In patients who experience intermittent claudication, a validated pain scale ranging from 0 to 4 may be used to assist patients in determining progress (0= no pain, 1= onset of pain, 2= moderate pain, 3= intense pain, 4= maximal pain). The patient and exercise professional should monitor the time between the start of exercise and the onset of pain to determine progress surrounding the claudication.
Regular cardiovascular exercise has been found to increase vasodilation and reduce arterial pressure and damage. Most cardiovascular programmes for atherosclerotic patients should focus on walking with progression aimed at improving the pain response associated with walking speeds and increasing walking times.
By deferring the point at which pain sets in during walking activities, the patient is likely to become more functionally independent in their daily activities.
A secondary goal of cardiovascular exercise, although equally important, is that of reducing other risk factors, which may exacerbate the condition.
Flexibility and mobility exercise can maintain joint ROM, but need to be adapted to the individual condition.

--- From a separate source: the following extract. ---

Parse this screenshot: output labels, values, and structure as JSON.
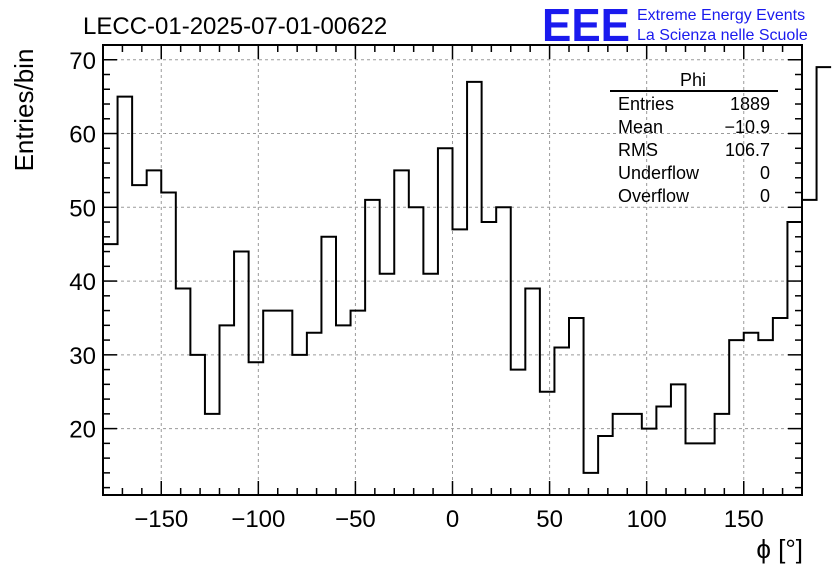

Only passive stretches should be performed and their duration should be reduced to prevent the stretch reflex (isometric muscle contraction) from causing blood pressure to spike.
Resistance training programmes should only begin if a low-level aerobic exercise programme has been followed comfortably, and more importantly asymptomatically, for more than 3 months.
Isometric exercises should be avoided due to their effects on blood pressure, especially with patients who also have hypertension.
Additionally, overhead exercises and those which place the head and shoulders in a position lower than the heart should be risk assessed as to their suitability for the patient. In most cases, it is much simpler and safer to simply exclude these from the programme.